Yakima Valley Memorial may merge with Tacoma-based MultiCare Health System
More changes could be ahead for the area’s health providers as Yakima Valley Memorial officials announced Monday that they have signed a letter of intent to explore joining the MultiCare Health System.
In a news release, Memorial officials said the two organizations will conduct a due diligence process over the next two months to determine if the merger would advance both organizations’ missions, expand local access to health care and improve the quality of care for the Yakima Valley community.
“Over the past two years, Memorial has successfully navigated the closure of Astria, the challenges of the COVID-19 pandemic and an increasingly costly and complex health care environment,” Memorial CEO Carole Peet said. “We are now evaluating a new strategy to guarantee continued access to outstanding local health care for our community for decades to come.”

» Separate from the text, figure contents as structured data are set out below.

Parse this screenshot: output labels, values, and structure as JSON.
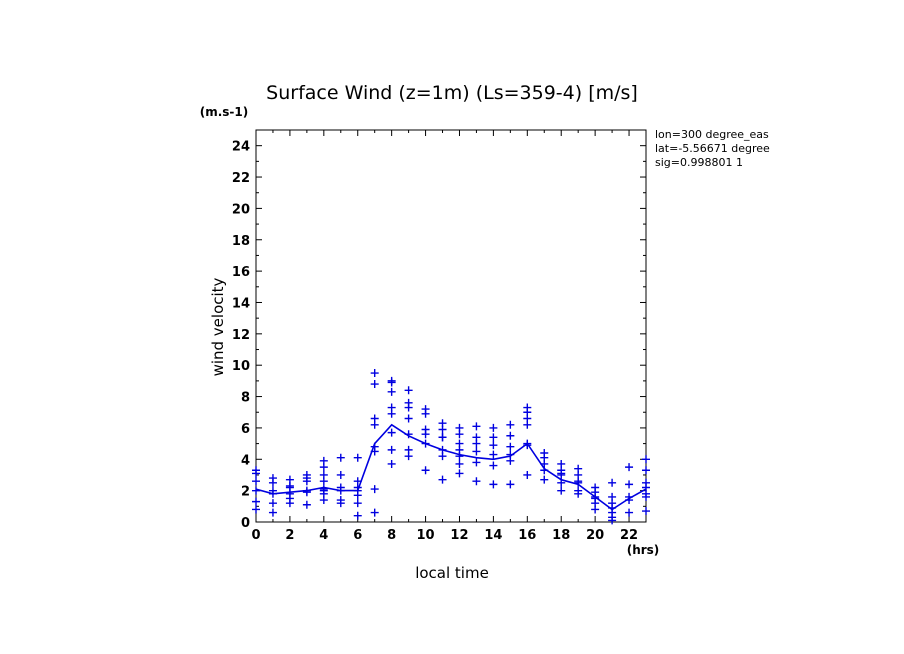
{
  "chart_data": {
    "type": "scatter",
    "title": "Surface Wind (z=1m) (Ls=359-4) [m/s]",
    "ylabel": "wind velocity",
    "yunit": "(m.s-1)",
    "xlabel": "local time",
    "xunit": "(hrs)",
    "xlim": [
      0,
      23
    ],
    "ylim": [
      0,
      25
    ],
    "xticks": [
      0,
      2,
      4,
      6,
      8,
      10,
      12,
      14,
      16,
      18,
      20,
      22
    ],
    "yticks": [
      0,
      2,
      4,
      6,
      8,
      10,
      12,
      14,
      16,
      18,
      20,
      22,
      24
    ],
    "info": [
      "lon=300 degree_eas",
      "lat=-5.56671 degree",
      "sig=0.998801 1"
    ],
    "color": "#0000e0",
    "mean_line": {
      "x": [
        0,
        1,
        2,
        3,
        4,
        5,
        6,
        7,
        8,
        9,
        10,
        11,
        12,
        13,
        14,
        15,
        16,
        17,
        18,
        19,
        20,
        21,
        22,
        23
      ],
      "y": [
        2.1,
        1.8,
        1.9,
        2.0,
        2.2,
        2.0,
        2.0,
        5.0,
        6.2,
        5.5,
        5.0,
        4.6,
        4.3,
        4.1,
        4.0,
        4.2,
        5.0,
        3.4,
        2.7,
        2.4,
        1.6,
        0.8,
        1.5,
        2.1
      ]
    },
    "points": {
      "x": [
        0,
        1,
        2,
        3,
        4,
        5,
        6,
        7,
        8,
        9,
        10,
        11,
        12,
        13,
        14,
        15,
        16,
        17,
        18,
        19,
        20,
        21,
        22,
        23
      ],
      "y": [
        [
          3.3,
          3.1,
          2.6,
          2.0,
          1.3,
          0.8
        ],
        [
          2.8,
          2.5,
          2.0,
          1.8,
          1.2,
          0.6
        ],
        [
          2.7,
          2.3,
          2.2,
          1.8,
          1.5,
          1.2
        ],
        [
          3.0,
          2.8,
          2.6,
          2.0,
          1.9,
          1.1
        ],
        [
          3.9,
          3.5,
          3.0,
          2.6,
          2.1,
          2.0,
          1.8,
          1.4
        ],
        [
          4.1,
          3.0,
          2.2,
          2.0,
          1.4,
          1.2
        ],
        [
          4.1,
          2.6,
          2.2,
          2.0,
          1.7,
          1.2,
          0.4
        ],
        [
          9.5,
          8.8,
          6.6,
          6.2,
          4.8,
          4.5,
          2.1,
          0.6
        ],
        [
          9.0,
          8.9,
          8.3,
          7.3,
          6.9,
          5.7,
          4.6,
          3.7
        ],
        [
          8.4,
          7.6,
          7.3,
          6.6,
          5.6,
          4.6,
          4.2
        ],
        [
          7.2,
          6.9,
          5.9,
          5.6,
          5.0,
          3.3
        ],
        [
          6.3,
          5.9,
          5.4,
          5.4,
          4.6,
          4.2,
          2.7
        ],
        [
          6.0,
          5.6,
          5.0,
          4.6,
          4.2,
          3.7,
          3.1
        ],
        [
          6.1,
          5.4,
          5.0,
          4.5,
          3.8,
          2.6
        ],
        [
          6.0,
          5.4,
          4.9,
          4.3,
          3.6,
          2.4
        ],
        [
          6.2,
          5.5,
          4.8,
          4.3,
          3.9,
          2.4
        ],
        [
          7.3,
          7.0,
          6.6,
          6.2,
          5.0,
          4.9,
          3.0
        ],
        [
          4.4,
          4.1,
          3.7,
          3.3,
          2.7
        ],
        [
          3.7,
          3.3,
          3.1,
          3.0,
          2.5,
          2.0
        ],
        [
          3.4,
          3.0,
          2.6,
          2.5,
          2.0,
          1.8
        ],
        [
          2.2,
          1.9,
          1.6,
          1.5,
          1.2,
          0.8
        ],
        [
          2.5,
          1.6,
          1.2,
          0.9,
          0.6,
          0.3,
          0.1
        ],
        [
          3.5,
          2.4,
          1.6,
          1.4,
          0.6
        ],
        [
          4.0,
          3.3,
          2.5,
          2.2,
          1.8,
          1.6,
          0.7
        ]
      ]
    }
  }
}
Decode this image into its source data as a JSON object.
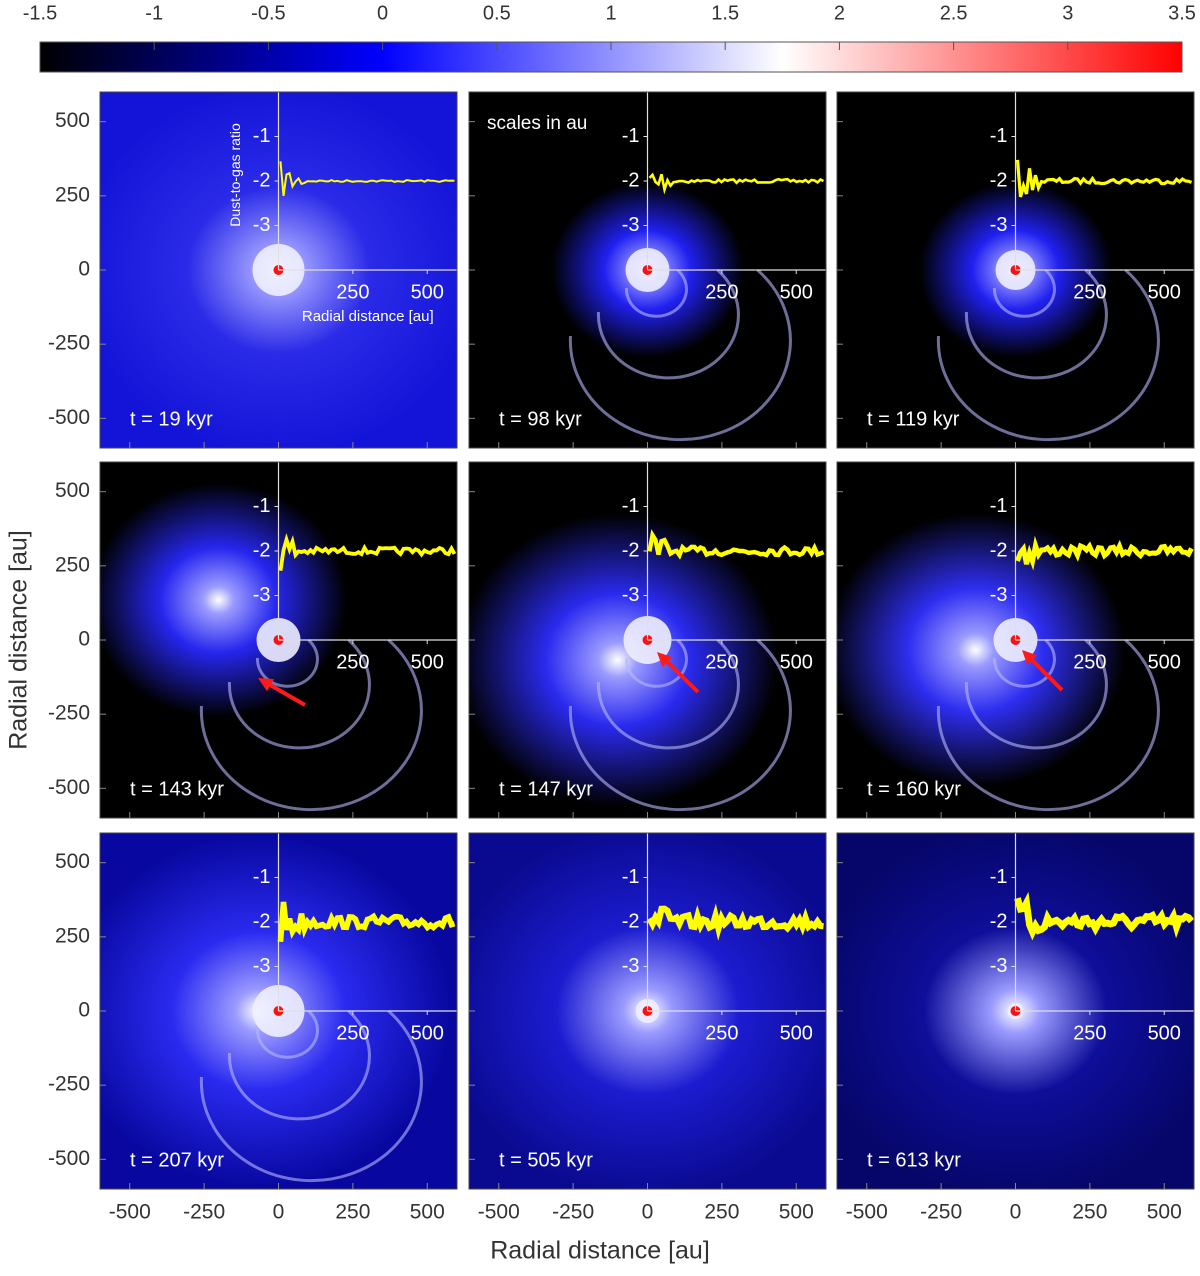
{
  "chart_data": {
    "type": "image-grid",
    "colorbar": {
      "lim": [
        -1.5,
        3.5
      ],
      "ticks": [
        -1.5,
        -1,
        -0.5,
        0,
        0.5,
        1,
        1.5,
        2,
        2.5,
        3,
        3.5
      ],
      "colormap": [
        {
          "value": -1.5,
          "color": "#000000"
        },
        {
          "value": 0,
          "color": "#0000ff"
        },
        {
          "value": 1.75,
          "color": "#ffffff"
        },
        {
          "value": 3.5,
          "color": "#ff0000"
        }
      ]
    },
    "xlabel": "Radial distance [au]",
    "ylabel": "Radial distance [au]",
    "xlim": [
      -600,
      600
    ],
    "ylim": [
      -600,
      600
    ],
    "xticks": [
      -500,
      -250,
      0,
      250,
      500
    ],
    "yticks": [
      -500,
      -250,
      0,
      250,
      500
    ],
    "inset": {
      "ylabel": "Dust-to-gas ratio",
      "xlabel": "Radial distance [au]",
      "ylim": [
        -4,
        0
      ],
      "yticks": [
        -1,
        -2,
        -3
      ],
      "xticks": [
        250,
        500
      ],
      "color": "#ffff00"
    },
    "note": "scales in au",
    "panels": [
      {
        "label": "t = 19 kyr"
      },
      {
        "label": "t = 98 kyr"
      },
      {
        "label": "t = 119 kyr"
      },
      {
        "label": "t = 143 kyr"
      },
      {
        "label": "t = 147 kyr"
      },
      {
        "label": "t = 160 kyr"
      },
      {
        "label": "t = 207 kyr"
      },
      {
        "label": "t = 505 kyr"
      },
      {
        "label": "t = 613 kyr"
      }
    ]
  }
}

Memorial and MultiCare have a shared goal of ensuring that high-quality health care remains locally accessible, the news release stated.
“Joining MultiCare would allow Memorial to accelerate its ability to invest in new programs; implement an integrated electronic health record; and provide a sustainable future for Yakima’s only hospital,” the news release stated.
Memorial officials believe joining MultiCare strengthens YVM’s role as the leading health care hub in Central Washington.
Headquartered in Tacoma, MultiCare is a not-for-profit, secular health care system established in 1882. It is the largest locally owned health system in the state, and its network of care includes 11 hospitals and hundreds of clinics in both the Puget Sound and Inland Northwest region.
The potential relationship would build upon a 2021 partnership between the two organizations to help expand oncology services in Yakima County, the news release stated.
“The successful, ongoing partnership MultiCare has formed with Memorial in relation to oncology services – as well as similar partnerships with other health care organizations over the years – demonstrate MultiCare’s strong commitment to creating local health care hubs that serve residents close to home,” the Yakima hospital’s news release stated.
“Exploring this relationship is in line with MultiCare’s mission of partnering for healing and a healthy future,” said Bill Robertson, CEO of MultiCare. “We believe that it is of critical importance for communities across our region to have access to the health care they need, in those communities.
“I’m hopeful that our two organizations will find ways to work together to ensure that patients and their families in the Yakima Valley have access to a full complement of services close to home for many years to come,” Robertson added.
The letter of intent announced Monday begins a two-month period for both organizations to share information to determine if they are strategically and operationally aligned. At the end of this period, Memorial and MultiCare will announce their decision.
Yakima Valley Memorial is a health care system that includes Yakima’s only acute-care center, a 226-bed, nonprofit, community hospital serving Central Washington’s Yakima Valley.
Yakima Valley Memorial ended a four-year affiliation with the Virginia Mason Health System in late 2020, opting to become an independent, local health care system. The move came as Virginia Mason merged with CHI Franciscan.
MultiCare has been involved with other health care organizations in the Yakima Valley.
MultiCare previously assisted Astria Health with a $75 million loan to help the organization out of bankruptcy. Astria, which closed Regional hospital in Yakima in January 2020, operates hospitals in Toppenish and Sunnyside.
MultiCare also has a partnership with Pacific Northwest University of Health Sciences in Yakima, and pledged $8 million to expand the campus in 2021.